Lo primero que hizo fue ponerla olla al fuego, luego tiró un chorrito
de aceite y después unas cuantas verduritas del huerto. Y esperó un
poco a que estuvieran bien doraditas antes de poner el pescado.
— ¡Esto va a estar riquísimo! —exclamó mientras dejaba la olla al
fuego haciendo chup-chup.
Pero pocos minutos después, cuando estaba poniendo la mesa, el
ciego empezó a notar un olor realmente extraño.
— ¿Qué es este olor tan raro? —Se preguntó mientras intentaba
localizarlo abriendo y cerrando las aletas de la nariz—. ¿De dónde
vendrá?
El ciego metió las narices por todos los rincones de la casa sin acabar
de localizarlo. Mientras, dolor se hacía cada vez más insoportable.
Tras recorrer todas las habitaciones, el ciego entró en la cocina y
comprobó con sorpresa que el mal olor salía del interior de la casuela.
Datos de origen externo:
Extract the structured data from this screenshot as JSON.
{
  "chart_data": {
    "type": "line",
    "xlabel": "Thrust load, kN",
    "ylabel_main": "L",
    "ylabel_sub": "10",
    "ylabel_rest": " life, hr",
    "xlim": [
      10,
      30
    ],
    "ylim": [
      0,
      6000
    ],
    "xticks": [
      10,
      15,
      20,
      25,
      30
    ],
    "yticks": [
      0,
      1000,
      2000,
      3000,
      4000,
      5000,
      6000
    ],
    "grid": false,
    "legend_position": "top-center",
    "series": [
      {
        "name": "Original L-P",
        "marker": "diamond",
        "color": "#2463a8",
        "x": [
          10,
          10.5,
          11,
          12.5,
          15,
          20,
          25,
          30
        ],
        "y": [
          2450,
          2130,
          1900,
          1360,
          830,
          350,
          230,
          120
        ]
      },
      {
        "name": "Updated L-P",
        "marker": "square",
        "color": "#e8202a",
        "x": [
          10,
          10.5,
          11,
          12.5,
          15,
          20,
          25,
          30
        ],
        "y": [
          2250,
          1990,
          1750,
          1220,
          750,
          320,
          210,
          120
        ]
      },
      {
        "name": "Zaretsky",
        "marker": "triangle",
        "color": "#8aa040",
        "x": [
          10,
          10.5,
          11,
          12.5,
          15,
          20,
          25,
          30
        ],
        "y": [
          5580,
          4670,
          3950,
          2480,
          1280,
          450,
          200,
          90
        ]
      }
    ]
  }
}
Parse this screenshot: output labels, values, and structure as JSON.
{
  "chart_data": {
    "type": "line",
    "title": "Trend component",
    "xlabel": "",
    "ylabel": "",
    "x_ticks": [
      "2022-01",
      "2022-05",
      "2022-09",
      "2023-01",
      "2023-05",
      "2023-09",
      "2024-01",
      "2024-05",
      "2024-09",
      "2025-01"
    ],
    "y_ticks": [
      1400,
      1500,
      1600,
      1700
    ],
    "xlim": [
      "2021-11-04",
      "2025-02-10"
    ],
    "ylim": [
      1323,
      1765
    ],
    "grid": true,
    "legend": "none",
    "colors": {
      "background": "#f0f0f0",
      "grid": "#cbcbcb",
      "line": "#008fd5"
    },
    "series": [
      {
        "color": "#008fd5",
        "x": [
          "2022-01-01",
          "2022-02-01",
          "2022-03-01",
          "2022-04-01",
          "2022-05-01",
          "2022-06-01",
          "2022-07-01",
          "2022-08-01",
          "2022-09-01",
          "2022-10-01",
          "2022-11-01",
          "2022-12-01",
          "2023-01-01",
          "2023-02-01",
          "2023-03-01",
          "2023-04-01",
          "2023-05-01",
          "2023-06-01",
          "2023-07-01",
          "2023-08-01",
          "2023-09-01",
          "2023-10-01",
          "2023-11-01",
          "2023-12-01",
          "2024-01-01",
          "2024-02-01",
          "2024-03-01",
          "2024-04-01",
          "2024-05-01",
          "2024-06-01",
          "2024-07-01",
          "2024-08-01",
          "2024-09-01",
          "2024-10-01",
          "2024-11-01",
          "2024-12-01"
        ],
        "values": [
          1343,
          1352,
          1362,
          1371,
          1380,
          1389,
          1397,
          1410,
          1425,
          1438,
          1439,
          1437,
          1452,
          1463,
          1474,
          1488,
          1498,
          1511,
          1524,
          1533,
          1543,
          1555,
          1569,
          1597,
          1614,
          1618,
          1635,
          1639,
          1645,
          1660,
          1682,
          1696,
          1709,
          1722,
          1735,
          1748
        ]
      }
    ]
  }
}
— ¿Qué cosa más rara? —Dijo toda vez que ponía la nariz justo
encima de la olla—. Sí, sí, no hay duda, el olor sale de aquí
El ciego acercó la nariz cada vez más sin poder ver que la cazuela
soltaba una espesa humareda. Y tanto la acercó que acabó por
entrarle en los ojos. ¡Bueno, no veas cómo picaba! Al pobre hombre
le caían mejillas abajo unos lagrimones enormes. Pero lo que nunca
se pudo imaginar es que, cuando logró abrirlos de nuevo, sus ojos
volvían a ver.
— ¡Veo!—gritaba loco de alegría.
Ya lo creo que podía ver. Aunque lo primero que vio no le gustó
nada; descubrió que dentro de la cazuela no había pescado fresco
sino que lo que había eran serpientes venenosas.
Inmediatamente se dio cuenta de todo: el jorobado había intentado
envenenarle. Pero pensó que también había conseguido hacerle un
gran bien ayudándole a recuperar la visión.
— ¿Y ahora qué hago? —se preguntó—. Porque es cierto que el
jorobado ha intentado matarme, pero también es cierto que gracias a
ello mis ojos pueden volver a ver.
Al final pudo más el enfado que la alegría y el ciego decidió vengarse.
Pilló el bastón más grueso que tenía y se escondió en el rincón más
oscuro a la espera de que el jorobado regresara a casa.
El jorobado llegó cuando ya ende noche. Abrió la puerta y entró en la
casa con pies de plomo, ya que no sabía qué se iba a encontrar.
— Hola, ¿hay alguien en casa? –preguntó cuando llegó al comedor.
Al oírlo, el ciego abandonó su escondite y le pegó tal bastonazo en la
espalda que el jorobado se puso recto de repente.
— ¡Mi joroba ha desaparecido!—exclamó llorando de alegría—. ¡Mi
espalda está recta ¡Gracias, gracias!
Los dos amigos habían intentado hacerse daño el uno al otro; pero lo
único que habían conseguido era hacerse un favor mutuamente. El
ciego había recuperado la vista y el jorobado había perdido la joroba.
Aquella misma madrugada, los dos amigos se sinceraran
explicándose todos sus sentimientos. Se pidieron perdón una y mil
veces prometiéndose que nunca más intentarían hacerse daño, Y así
fue cómo el ciego y el jorobado siguieron viviendo juntos en aquella
casa hasta el fin de sus días. Pero lo más importante que
consiguieron es que su amistad fuera más fuerte cada día.